Eutanásia vs. Ortotanásia: Ética Médica e Terminalidade

UNIGRANRIO - Universidade do Grande Rio (RJ) — Prova 2016

Enunciado

Escolar internado em UTI com diagnóstico de doença incurável, em estado terminal. Seus pais procuram desesperadamente o médico de plantão, solicitando que seja interrompido qualquer tratamento, abreviando, assim, o sofrimento de seu filho. Pedem ainda, que medidas sejam tomadas para abreviar a vida de seu filho, estando prontos a assinar qualquer documento. O médico, ao levar o pleito à equipe médica, encontra polêmica, tendo a maior parte se colocado francamente em oposição ao pedido e se recusando a cumpri-lo. O médico, ao colocar à família que não poderiam fazer o acordo, foi denunciado pela mesma ao Conselho de Medicina. De acordo com o ECA e o CEM, o médico:

Alternativas

  1. A) Está correto, já que é vedado ao médico abreviar a vida do paciente, mesmo que a seu pedido ou de seu representante legal.
  2. B) Está correto, pois há uma discordância entre o CEM que permite e o ECA que não permite abreviar a vida em tal situação. 
  3. C) Transgrediu o CEM, já que deve, o médico respeitar a vontade do paciente ou, na sua impossibilidade, do seu representante legal.
  4. D) Transgrediu o CEM, pois o paciente menor de idade é considerado incapaz, devendo, o médico respeitar a vontade do seu representante legal.

Pérola Clínica

Médico NÃO pode abreviar vida (eutanásia/suicídio assistido), mesmo a pedido. Ortotanásia (limitar/suspender tratamentos fúteis) é permitida.

Resumo-Chave

O Código de Ética Médica (CEM) proíbe expressamente a eutanásia e o suicídio assistido, ou seja, abreviar a vida do paciente, mesmo que a pedido. No entanto, permite a ortotanásia, que é a limitação ou suspensão de procedimentos e tratamentos que prolonguem artificialmente a vida de pacientes terminais, sem intenção de causar a morte.

Contexto Educacional

A questão da terminalidade da vida, especialmente em pacientes pediátricos com doenças incuráveis, é um dos dilemas éticos mais complexos na medicina. No Brasil, o Código de Ética Médica (CEM) e o Estatuto da Criança e do Adolescente (ECA) fornecem as diretrizes para a conduta médica nesses cenários, buscando equilibrar o respeito à autonomia do paciente (ou de seus representantes) com os princípios da beneficência e não maleficência. É crucial diferenciar eutanásia de ortotanásia. A eutanásia, que é a ação de abreviar a vida do paciente, é expressamente vedada pelo CEM, configurando crime no Brasil. Por outro lado, a ortotanásia, que consiste em não empreender esforços terapêuticos desproporcionais ou fúteis que apenas prolonguem o sofrimento e o processo de morrer, é permitida e incentivada, visando uma morte digna e com o mínimo de sofrimento, muitas vezes através de cuidados paliativos. Nesse contexto, o médico tem o dever de informar a família sobre o prognóstico, as opções de tratamento e os limites éticos e legais. A decisão de limitar ou suspender tratamentos que prolonguem a vida deve ser discutida com a equipe multidisciplinar e a família, sempre respeitando a dignidade do paciente e sem a intenção de causar a morte. A recusa do médico em realizar a eutanásia, mesmo sob pressão familiar, está em conformidade com a legislação e a ética médica vigentes.

Perguntas Frequentes

Qual a diferença entre eutanásia e ortotanásia?

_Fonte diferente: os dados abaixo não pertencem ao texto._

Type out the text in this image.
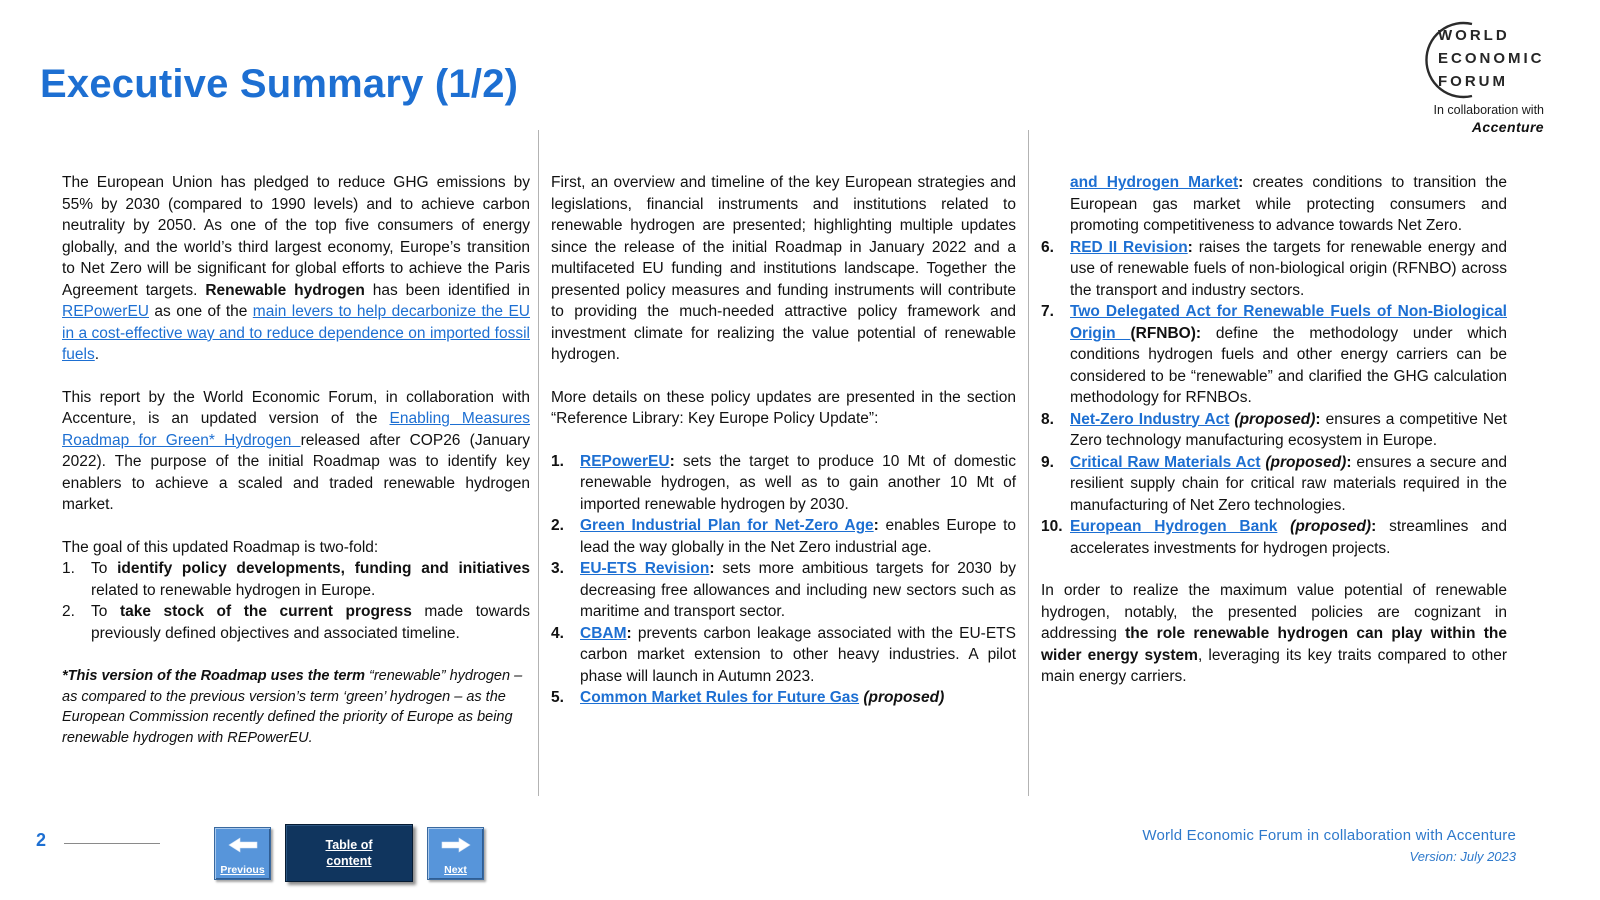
Executive Summary (1/2)
WORLD
ECONOMIC
FORUM
In collaboration with
Accenture

The European Union has pledged to reduce GHG emissions by 55% by 2030 (compared to 1990 levels) and to achieve carbon neutrality by 2050. As one of the top five consumers of energy globally, and the world’s third largest economy, Europe’s transition to Net Zero will be significant for global efforts to achieve the Paris Agreement targets. Renewable hydrogen has been identified in REPowerEU as one of the main levers to help decarbonize the EU in a cost-effective way and to reduce dependence on imported fossil fuels.

This report by the World Economic Forum, in collaboration with Accenture, is an updated version of the Enabling Measures Roadmap for Green* Hydrogen released after COP26 (January 2022). The purpose of the initial Roadmap was to identify key enablers to achieve a scaled and traded renewable hydrogen market.

The goal of this updated Roadmap is two-fold:

1.	To identify policy developments, funding and initiatives related to renewable hydrogen in Europe.

2.	To take stock of the current progress made towards previously defined objectives and associated timeline.

*This version of the Roadmap uses the term “renewable” hydrogen – as compared to the previous version’s term ‘green’ hydrogen – as the European Commission recently defined the priority of Europe as being renewable hydrogen with REPowerEU.

First, an overview and timeline of the key European strategies and legislations, financial instruments and institutions related to renewable hydrogen are presented; highlighting multiple updates since the release of the initial Roadmap in January 2022 and a multifaceted EU funding and institutions landscape. Together the presented policy measures and funding instruments will contribute to providing the much-needed attractive policy framework and investment climate for realizing the value potential of renewable hydrogen.

More details on these policy updates are presented in the section “Reference Library: Key Europe Policy Update”:

1.	REPowerEU: sets the target to produce 10 Mt of domestic renewable hydrogen, as well as to gain another 10 Mt of imported renewable hydrogen by 2030.

2.	Green Industrial Plan for Net-Zero Age: enables Europe to lead the way globally in the Net Zero industrial age.

3.	EU-ETS Revision: sets more ambitious targets for 2030 by decreasing free allowances and including new sectors such as maritime and transport sector.

4.	CBAM: prevents carbon leakage associated with the EU-ETS carbon market extension to other heavy industries. A pilot phase will launch in Autumn 2023.

5.	Common Market Rules for Future Gas (proposed)

and Hydrogen Market: creates conditions to transition the European gas market while protecting consumers and promoting competitiveness to advance towards Net Zero.

6.	RED II Revision: raises the targets for renewable energy and use of renewable fuels of non-biological origin (RFNBO) across the transport and industry sectors.

7.	Two Delegated Act for Renewable Fuels of Non-Biological Origin (RFNBO): define the methodology under which conditions hydrogen fuels and other energy carriers can be considered to be “renewable” and clarified the GHG calculation methodology for RFNBOs.

8.	Net-Zero Industry Act (proposed): ensures a competitive Net Zero technology manufacturing ecosystem in Europe.

9.	Critical Raw Materials Act (proposed): ensures a secure and resilient supply chain for critical raw materials required in the manufacturing of Net Zero technologies.

10. European Hydrogen Bank (proposed): streamlines and accelerates investments for hydrogen projects.

In order to realize the maximum value potential of renewable hydrogen, notably, the presented policies are cognizant in addressing the role renewable hydrogen can play within the wider energy system, leveraging its key traits compared to other main energy carriers.

2
Previous
Table of content
Next
World Economic Forum in collaboration with Accenture
Version: July 2023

Eutanásia é a prática de abreviar a vida de um paciente para aliviar seu sofrimento, sendo vedada no Brasil. Ortotanásia é a suspensão ou limitação de tratamentos fúteis que apenas prolongam o processo de morrer, permitindo uma morte natural e digna, e é amparada pelo Código de Ética Médica.

O que o Código de Ética Médica (CEM) diz sobre abreviar a vida do paciente?

O CEM, em seu Art. 41, veda ao médico abreviar a vida do paciente, ainda que a pedido deste ou de seu representante legal. No entanto, permite a limitação ou suspensão de procedimentos e tratamentos que prolonguem a vida de paciente em fase terminal, respeitada a vontade do paciente ou de seu representante legal.

Como o Estatuto da Criança e do Adolescente (ECA) se aplica em casos de terminalidade pediátrica?

O ECA garante o direito à vida e à saúde da criança e do adolescente. Em casos de terminalidade, o ECA, em conjunto com o CEM, orienta que as decisões devem visar o melhor interesse da criança, com a participação dos pais ou responsáveis, mas sempre respeitando os limites éticos e legais, como a proibição da eutanásia.